White House highlights fentanyl trafficking in pressing Republicans on border bill

The White House focused on fentanyl trafficking at the U.S. southern border Wednesday when urging Republicans to pass the bipartisan border security bill when it comes up in the Senate later this week.

In a memo entitled, “While President Biden sides with U.S. Border Patrol, congressional Republicans side with fentanyl traffickers,” senior deputy press secretary Andrew Bates called on GOP lawmakers to choose saving lives over politics.

The memo comes ahead of a vote on the bipartisan border security bill in the upper chamber, which Senate Majority Leader Chuck Schumer (D-N.Y.) is planning for Thursday, three months after Republicans initially blocked the legislation.

“So Congressional Republicans have to choose: will they again decide that politics is more important than stopping fentanyl traffickers and saving the lives of innocent constituents?” Bates said Wednesday. “Joe Biden knows where he stands.”

Senate Republicans are vowing to block the bill, and no Republican senator has said they would vote for it. The bill was endorsed by the National Border Patrol Council and the U.S. Chamber of Commerce.


Bates, in the memo, hit Republicans for not passing the bipartisan border bill after former President Trump urged them to oppose it, so the border would stay a major issue for Election Day.

He outlined that the legislation would fund machines to detect fentanyl in vehicles crossing the border and would provide funding to hire new law enforcement personnel at the border.

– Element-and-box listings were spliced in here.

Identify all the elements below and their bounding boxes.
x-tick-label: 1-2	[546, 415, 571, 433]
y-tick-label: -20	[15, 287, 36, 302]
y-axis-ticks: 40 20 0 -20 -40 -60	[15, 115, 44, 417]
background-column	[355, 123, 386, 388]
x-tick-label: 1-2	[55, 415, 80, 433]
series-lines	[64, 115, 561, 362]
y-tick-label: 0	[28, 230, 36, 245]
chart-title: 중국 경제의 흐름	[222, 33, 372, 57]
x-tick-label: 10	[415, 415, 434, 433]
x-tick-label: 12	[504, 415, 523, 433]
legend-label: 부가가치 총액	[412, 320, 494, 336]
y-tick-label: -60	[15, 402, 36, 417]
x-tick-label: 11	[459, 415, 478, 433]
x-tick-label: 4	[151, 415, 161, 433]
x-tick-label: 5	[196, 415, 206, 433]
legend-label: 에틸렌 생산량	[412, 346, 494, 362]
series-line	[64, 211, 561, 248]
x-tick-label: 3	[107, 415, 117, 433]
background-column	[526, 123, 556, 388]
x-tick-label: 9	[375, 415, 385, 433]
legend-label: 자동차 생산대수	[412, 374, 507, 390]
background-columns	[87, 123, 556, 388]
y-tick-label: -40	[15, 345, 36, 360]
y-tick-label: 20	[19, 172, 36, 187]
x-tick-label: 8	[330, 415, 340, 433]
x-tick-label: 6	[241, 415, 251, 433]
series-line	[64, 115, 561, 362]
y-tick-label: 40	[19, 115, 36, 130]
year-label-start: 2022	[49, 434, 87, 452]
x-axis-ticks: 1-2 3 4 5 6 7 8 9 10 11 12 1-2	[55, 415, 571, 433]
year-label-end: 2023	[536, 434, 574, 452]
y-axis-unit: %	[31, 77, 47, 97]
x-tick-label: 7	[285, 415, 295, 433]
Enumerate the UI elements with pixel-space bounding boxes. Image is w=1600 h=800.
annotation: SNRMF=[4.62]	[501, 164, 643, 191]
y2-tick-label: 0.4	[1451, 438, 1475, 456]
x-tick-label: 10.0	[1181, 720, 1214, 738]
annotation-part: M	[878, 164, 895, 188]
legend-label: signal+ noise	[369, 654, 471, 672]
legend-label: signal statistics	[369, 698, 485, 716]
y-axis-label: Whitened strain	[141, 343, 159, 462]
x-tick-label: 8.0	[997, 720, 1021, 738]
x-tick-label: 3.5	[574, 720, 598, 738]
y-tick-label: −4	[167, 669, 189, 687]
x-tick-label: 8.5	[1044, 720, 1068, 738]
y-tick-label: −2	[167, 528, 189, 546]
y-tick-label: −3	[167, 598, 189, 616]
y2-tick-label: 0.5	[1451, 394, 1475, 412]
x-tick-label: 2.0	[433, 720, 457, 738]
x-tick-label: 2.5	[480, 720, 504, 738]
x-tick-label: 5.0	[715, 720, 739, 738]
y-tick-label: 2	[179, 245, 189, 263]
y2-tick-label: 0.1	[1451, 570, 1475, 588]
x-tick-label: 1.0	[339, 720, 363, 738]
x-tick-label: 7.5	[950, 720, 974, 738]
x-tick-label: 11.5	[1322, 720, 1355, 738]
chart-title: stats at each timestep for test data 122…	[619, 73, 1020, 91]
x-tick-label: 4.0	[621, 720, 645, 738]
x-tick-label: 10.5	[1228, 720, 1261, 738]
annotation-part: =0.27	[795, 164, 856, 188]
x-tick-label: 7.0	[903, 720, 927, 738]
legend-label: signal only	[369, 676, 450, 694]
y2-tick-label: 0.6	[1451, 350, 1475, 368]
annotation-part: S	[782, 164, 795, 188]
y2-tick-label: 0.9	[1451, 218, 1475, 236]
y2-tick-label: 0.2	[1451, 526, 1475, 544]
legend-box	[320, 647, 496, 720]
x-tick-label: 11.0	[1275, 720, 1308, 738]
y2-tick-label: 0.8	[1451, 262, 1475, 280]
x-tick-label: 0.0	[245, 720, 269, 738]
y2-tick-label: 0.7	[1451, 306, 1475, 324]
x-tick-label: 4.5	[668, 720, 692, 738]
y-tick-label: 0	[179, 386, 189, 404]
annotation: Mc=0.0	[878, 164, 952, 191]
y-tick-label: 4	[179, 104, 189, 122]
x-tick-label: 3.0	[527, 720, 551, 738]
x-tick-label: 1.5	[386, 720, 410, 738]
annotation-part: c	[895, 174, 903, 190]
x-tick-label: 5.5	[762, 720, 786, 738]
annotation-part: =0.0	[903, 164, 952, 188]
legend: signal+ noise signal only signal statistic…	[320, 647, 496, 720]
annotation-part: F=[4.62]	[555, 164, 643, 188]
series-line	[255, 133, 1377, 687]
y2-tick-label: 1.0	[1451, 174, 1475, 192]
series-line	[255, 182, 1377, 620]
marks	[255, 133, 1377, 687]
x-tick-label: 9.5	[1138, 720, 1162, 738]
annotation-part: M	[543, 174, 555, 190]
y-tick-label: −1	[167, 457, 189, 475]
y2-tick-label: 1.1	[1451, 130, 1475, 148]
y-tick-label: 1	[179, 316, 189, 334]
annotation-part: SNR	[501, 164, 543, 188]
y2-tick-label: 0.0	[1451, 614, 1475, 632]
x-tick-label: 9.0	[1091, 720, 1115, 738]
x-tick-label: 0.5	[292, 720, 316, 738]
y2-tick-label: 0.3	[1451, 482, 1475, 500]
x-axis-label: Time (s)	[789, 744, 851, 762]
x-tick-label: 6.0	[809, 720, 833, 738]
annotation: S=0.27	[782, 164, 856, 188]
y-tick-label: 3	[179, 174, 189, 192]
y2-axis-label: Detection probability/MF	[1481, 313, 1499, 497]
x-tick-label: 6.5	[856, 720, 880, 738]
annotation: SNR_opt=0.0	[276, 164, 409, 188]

“Rather than working across the aisle to stop fentanyl trafficking, most congressional Republicans stopped legislation to save American lives from fentanyl,” Bates said in the memo. “What’s worse, those Republican members admitted that the bipartisan deal would work; and they admitted that they opposed it sheerly out of politics, saying that Donald Trump pressured them to vote ‘no’ for his own sake.”

Biden spoke Monday with Speaker Mike Johnson (R-La.) and Senate Minority Leader Mitch McConnell (R-Ky.) to push for passage of the bill.

The legislation is likely to fail, but it will give Democrats the ability to flip the messaging on the campaign trail and blame the GOP for issues at the border. Meanwhile, Republicans will continue to blame Biden and Democrats for the influx of migrants ahead of November.